Estudos reforçam ligação entre contato com a natureza e bem-estar emocional
Pesquisa destaca os benefícios de ambientes naturais para a saúde mental e comportamental
Diversas experimentações científicas mostram que passar tempo em ambientes verdes pode reduzir ansiedade, melhorar recuperação de pacientes e até diminuir comportamentos violentos.
Nos últimos anos, a ciência tem reforçado a conexão entre contato com a natureza e o bem-estar emocional e físico das pessoas. Segundo uma fonte que acompanhou estudos recentes, estar em ambientes verdes ou com vistas naturais pode trazer benefícios como a redução da ansiedade, melhora na recuperação de pacientes e até uma diminuição de comportamentos violentos em ambientes prisionais. Essas evidências alimentam uma hipótese já conhecida, a chamada 'hipótese da biofilia', que sugere que, por nossa evolução em ambientes selvagens, nossos ancestrais desenvolveram um impulso inato de estar próximos às áreas verdes, uma predisposição que ainda influencia nossas respostas emocionais hoje.

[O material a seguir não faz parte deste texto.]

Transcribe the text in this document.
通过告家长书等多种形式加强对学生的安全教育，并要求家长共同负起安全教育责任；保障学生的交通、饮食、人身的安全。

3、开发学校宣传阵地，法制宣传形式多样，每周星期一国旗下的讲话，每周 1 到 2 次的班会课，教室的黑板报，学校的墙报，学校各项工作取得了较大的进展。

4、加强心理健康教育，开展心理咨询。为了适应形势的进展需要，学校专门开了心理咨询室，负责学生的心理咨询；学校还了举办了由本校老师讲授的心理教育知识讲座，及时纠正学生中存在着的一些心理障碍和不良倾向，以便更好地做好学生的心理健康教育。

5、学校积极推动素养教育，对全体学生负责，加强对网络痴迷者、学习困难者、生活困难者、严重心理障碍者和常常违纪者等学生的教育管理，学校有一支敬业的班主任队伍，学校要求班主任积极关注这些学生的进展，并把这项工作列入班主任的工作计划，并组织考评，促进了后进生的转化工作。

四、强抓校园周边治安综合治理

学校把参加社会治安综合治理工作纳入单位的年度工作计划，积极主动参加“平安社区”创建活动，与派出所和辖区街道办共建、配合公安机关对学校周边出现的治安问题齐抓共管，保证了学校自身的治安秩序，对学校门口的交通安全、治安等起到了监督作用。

O conceito ganhou força com estudos dos anos 1980, quando uma pesquisa revelou que pacientes submetidos à cirurgia de vesícula que tinham vista para árvores em suas janelas poderiam receber alta quase um dia antes, em média, do que aqueles que viam paredes de tijolos. Além de uma recuperação mais rápida, esses pacientes apresentavam menos sinais de angústia, enquanto a equipe de enfermagem relataram que eles pareciam mais calmos e menos propensos a chorar ou precisar de estímulos positivos. Ainda segundo a mesma fonte, hospitais modernos também vêm adotando essa abordagem, como é o caso de centros de apoio ao tratamento de câncer, onde ambientes cercados de jardins e janelas do chão ao teto proporcionam uma sensação de tranquilidade aos pacientes, ajudando na sua recuperação emocional.
Outra pesquisa citada demonstra que o contato com a natureza também pode influenciar comportamentos fora do âmbito da saúde. Em uma prisão no Oregon, nos Estados Unidos, internos que assistiam vídeos de ambientes naturais três ou quatro vezes por semana cometeram 26% menos infrações violentas ao longo de um ano, uma redução de 13 incidentes violentos. Apesar de ainda não confirmado oficialmente que essa relação seja causal, o dado sugere uma potencial influência do contato com a natureza na pessoa, inclusive em ambientes de maior restrição de liberdade.
Embora ainda não exista uma comprovação genética definitiva, a hipótese de que esse vínculo seja potencialmente codificado em nossos genes é defendida pela teoria da biofilia. Essa teoria, proposta pelo biólogo Edward O. Wilson na década de 1980, argumenta que nossos genes carregam a inclinação de buscar contato com ambientes naturais. Pesquisas com gêmeos indicam que essa preferência pode ter um componente genético, embora ainda não haja avanço conclusivo na identificação de genes específicos relacionados a ela. Os estudos continuam, buscando compreender como o tempo passado na natureza poderia atuar de forma a melhorar nossa saúde mental e física, seja a nível fisiológico ou cognitivo.
O que sabemos?
- Passar tempo na natureza reduz ansiedade e depressão.
- Ambientes naturais auxiliam na recuperação de pacientes e melhoram o bem-estar.
- Na prisão, vídeos de natureza podem diminuir infrações violentas.
- A hipótese da biofilia sugere que esse impulso é inato, possivelmente genetico.